Here is a minimal configuration example for running Dex:
issuer: https://dex.tunnelto.dev/dex
storage:
type: memory
web:
http: 0.0.0.0:5556
oauth2:
# Automate some clicking
# Note: this might actually make some tests pass that otherwise wouldn't.
skipApprovalScreen: true
connectors:
# Note: this might actually make some tests pass that otherwise wouldn't.
- type: mockCallback
id: mock
name: Example
# Basic OP test suite requires two clients.
staticClients:
- id: first_client
secret: 89d6205220381728e85c4cf5
redirectURIs:
- https://www.certification.openid.net/test/a/dex/callback
name: First client
- id: second_client
secret: 51c612288018fd384b05d6ad
redirectURIs:
- https://www.certification.openid.net/test/a/dex/callback
name: Second client
Save it in a file (eg. config.yaml) then launch Dex:
dex serve config.yaml
Then launch the tunnel:
tunnelto --subdomain dex --port 5556
You can verify Dex running by checking the discovery endpoint:
curl https://dex.tunnelto.dev/dex/.well-known/openid-configuration
Running tests
- Open https://www.certification.openid.net/ in your browser
- Login with your Google or GitLab account
- Click Create a new test plan
- Select OpenID Connect Core: Basic Certification Profile Authorization server test as the test plan
- Server metadata location should be discovery
- Client registration type should be static_client
- Choose an alias (that you used in the redirect URIs above)
- Enter the discovery URL
- Enter the first client details in the Client and Second client sections
- Enter the second client details in the Client for client_secret_post section
- Hit Create test plan
- Run through each test case, following all instructions given by individual cases.
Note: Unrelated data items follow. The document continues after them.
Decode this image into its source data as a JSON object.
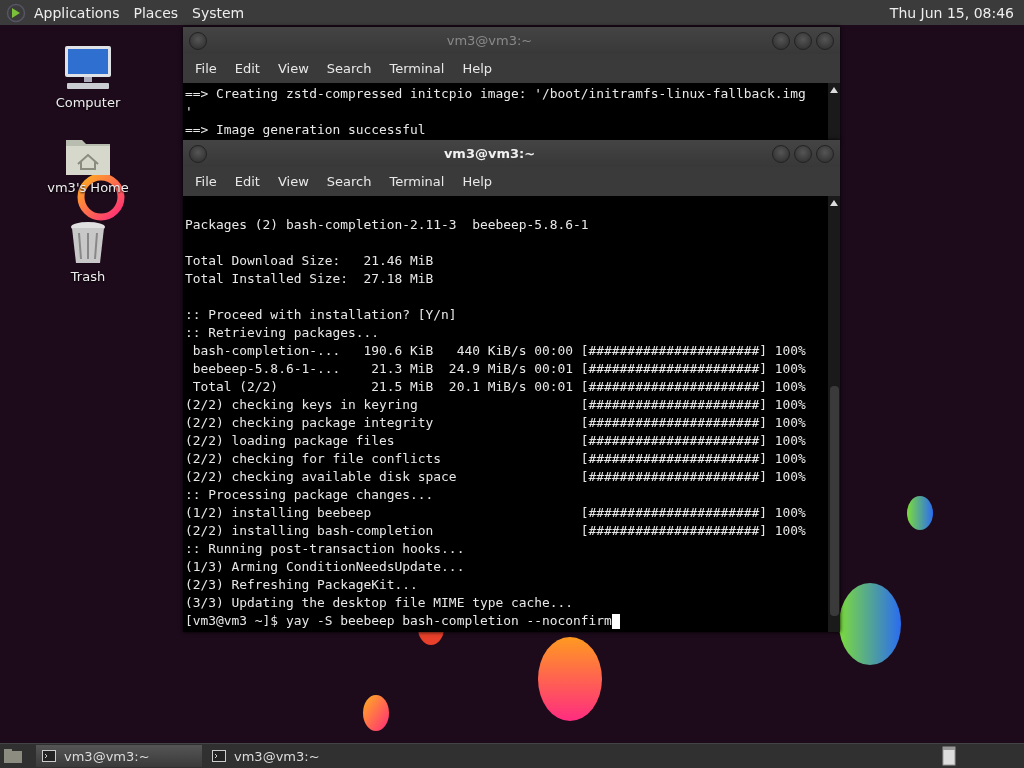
{
  "top_panel": {
    "menus": [
      "Applications",
      "Places",
      "System"
    ],
    "clock": "Thu Jun 15, 08:46"
  },
  "desktop_icons": [
    {
      "kind": "computer",
      "label": "Computer"
    },
    {
      "kind": "home",
      "label": "vm3's Home"
    },
    {
      "kind": "trash",
      "label": "Trash"
    }
  ],
  "windows": [
    {
      "title": "vm3@vm3:~",
      "active": false,
      "menu": [
        "File",
        "Edit",
        "View",
        "Search",
        "Terminal",
        "Help"
      ],
      "lines": [
        "==> Creating zstd-compressed initcpio image: '/boot/initramfs-linux-fallback.img",
        "'",
        "==> Image generation successful"
      ],
      "cursor": false
    },
    {
      "title": "vm3@vm3:~",
      "active": true,
      "menu": [
        "File",
        "Edit",
        "View",
        "Search",
        "Terminal",
        "Help"
      ],
      "lines": [
        {
          "kind": "blank"
        },
        "Packages (2) bash-completion-2.11-3  beebeep-5.8.6-1",
        {
          "kind": "blank"
        },
        "Total Download Size:   21.46 MiB",
        "Total Installed Size:  27.18 MiB",
        {
          "kind": "blank"
        },
        ":: Proceed with installation? [Y/n]",
        ":: Retrieving packages...",
        " bash-completion-...   190.6 KiB   440 KiB/s 00:00 [######################] 100%",
        " beebeep-5.8.6-1-...    21.3 MiB  24.9 MiB/s 00:01 [######################] 100%",
        " Total (2/2)            21.5 MiB  20.1 MiB/s 00:01 [######################] 100%",
        "(2/2) checking keys in keyring                     [######################] 100%",
        "(2/2) checking package integrity                   [######################] 100%",
        "(2/2) loading package files                        [######################] 100%",
        "(2/2) checking for file conflicts                  [######################] 100%",
        "(2/2) checking available disk space                [######################] 100%",
        ":: Processing package changes...",
        "(1/2) installing beebeep                           [######################] 100%",
        "(2/2) installing bash-completion                   [######################] 100%",
        ":: Running post-transaction hooks...",
        "(1/3) Arming ConditionNeedsUpdate...",
        "(2/3) Refreshing PackageKit...",
        "(3/3) Updating the desktop file MIME type cache...",
        "[vm3@vm3 ~]$ yay -S beebeep bash-completion --noconfirm"
      ],
      "cursor": true
    }
  ],
  "taskbar": {
    "tasks": [
      {
        "label": "vm3@vm3:~",
        "selected": true
      },
      {
        "label": "vm3@vm3:~",
        "selected": false
      }
    ]
  }
}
- In order to pass certain cases, screenshots of OP responses might be required.
Last results
Dex does not fully pass the Basic profile test suite yet. The following table contains the current state of test results.
| Test Name | Status | Result |
|---|---|---|
| oidcc-server | FINISHED | PASSED |
| oidcc-response-type-missing | FINISHED | PASSED |
| oidcc-userinfo-get | FINISHED | PASSED |
| oidcc-userinfo-post-header | FINISHED | PASSED |
| oidcc-userinfo-post-body | FINISHED | WARNING |
| oidcc-ensure-request-without-nonce-succeeds-for-code-flow | FINISHED | PASSED |
| oidcc-scope-profile | FINISHED | WARNING |
| oidcc-scope-email | FINISHED | WARNING |
| oidcc-scope-address | FINISHED | SKIPPED |
| oidcc-scope-phone | FINISHED | SKIPPED |
| oidcc-scope-all | FINISHED | SKIPPED |
| oidcc-ensure-other-scope-order-succeeds | FINISHED | WARNING |
| oidcc-display-page | FINISHED | PASSED |
| oidcc-display-popup | FINISHED | PASSED |
| oidcc-prompt-login | INTERRUPTED | UNKNOWN |
| oidcc-prompt-none-not-logged-in | FINISHED | FAILED |
| oidcc-prompt-none-logged-in | FINISHED | PASSED |
| oidcc-max-age-1 | INTERRUPTED | FAILED |
| oidcc-max-age-10000 | FINISHED | FAILED |
| oidcc-ensure-request-with-unknown-parameter-succeeds | FINISHED | PASSED |
| oidcc-id-token-hint | FINISHED | PASSED |
| oidcc-login-hint | FINISHED | PASSED |
| oidcc-ui-locales | FINISHED | PASSED |
| oidcc-claims-locales | FINISHED | PASSED |
| oidcc-ensure-request-with-acr-values-succeeds | FINISHED | WARNING |
| oidcc-codereuse | FINISHED | PASSED |
| oidcc-codereuse-30seconds | FINISHED | WARNING |
| oidcc-ensure-registered-redirect-uri | INTERRUPTED | REVIEW |
| oidcc-server-client-secret-post | FINISHED | PASSED |
| oidcc-unsigned-request-object-supported-correctly-or-rejected-as-unsupported | INTERRUPTED | UNKNOWN |
| oidcc-claims-essential | FINISHED | WARNING |
| oidcc-ensure-request-object-with-redirect-uri | INTERRUPTED | UNKNOWN |
| oidcc-refresh-token | INTERRUPTED | FAILED |
| oidcc-ensure-request-with-valid-pkce-succeeds | FINISHED | PASSED |
TODO: find a better place for test results.